I was obsessed by the way you could capture one moment. I knew that it wasn’t forever; photographs faded. Yet it was still someone’s squirming Soul laid in the palm of your hand: power over the natural world without trickery or magic. Young as I was, papa respected me enough to share the voyage of discovery.
“Photography’s derived from the Greek for light and writing,” papa once told me. “We write with light.”
Mama and papa arrived in Watford along with the whistling squeal of the London and Birmingham Railway in 1837, as part of the influx from the inner city, which transformed the old shops with their tiny windows and dim interiors, into bright new stores — like papa’s photographic studio.
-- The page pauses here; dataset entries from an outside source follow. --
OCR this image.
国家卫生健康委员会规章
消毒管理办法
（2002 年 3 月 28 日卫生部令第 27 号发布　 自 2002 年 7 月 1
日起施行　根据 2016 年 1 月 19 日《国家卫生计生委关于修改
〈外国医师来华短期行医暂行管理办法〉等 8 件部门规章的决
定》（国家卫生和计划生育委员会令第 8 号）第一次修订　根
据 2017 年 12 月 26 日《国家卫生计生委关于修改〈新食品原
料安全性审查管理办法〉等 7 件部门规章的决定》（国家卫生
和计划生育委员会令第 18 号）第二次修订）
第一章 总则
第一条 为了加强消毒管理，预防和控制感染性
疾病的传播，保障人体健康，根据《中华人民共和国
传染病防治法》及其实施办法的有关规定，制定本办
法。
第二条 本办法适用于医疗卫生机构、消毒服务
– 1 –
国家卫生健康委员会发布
Where there’d been just one long street with foul alleyways rising from the River Colne to Cassiobury Park, it transformed around me as I grew too, into a new world of the printing industry and shops as good as any in the City (and that’s not simply my pride speaking). Then there was Cassiobury House: a gothic pile, to which posh ladies and famous gentlemen gallivanted back and forth from London…and had their portraits taken by papa.
Papa and I also returned to London on quests for supplies, equipment, or to hang out with other photographers in studios or coffeehouses. Bloody hell, the powerful aroma of coffee was like something exploding right on the back of my tongue. It was the smell of adventure. It always will be for me. Very quickly, I came to be viewed as papa’s partner in crime.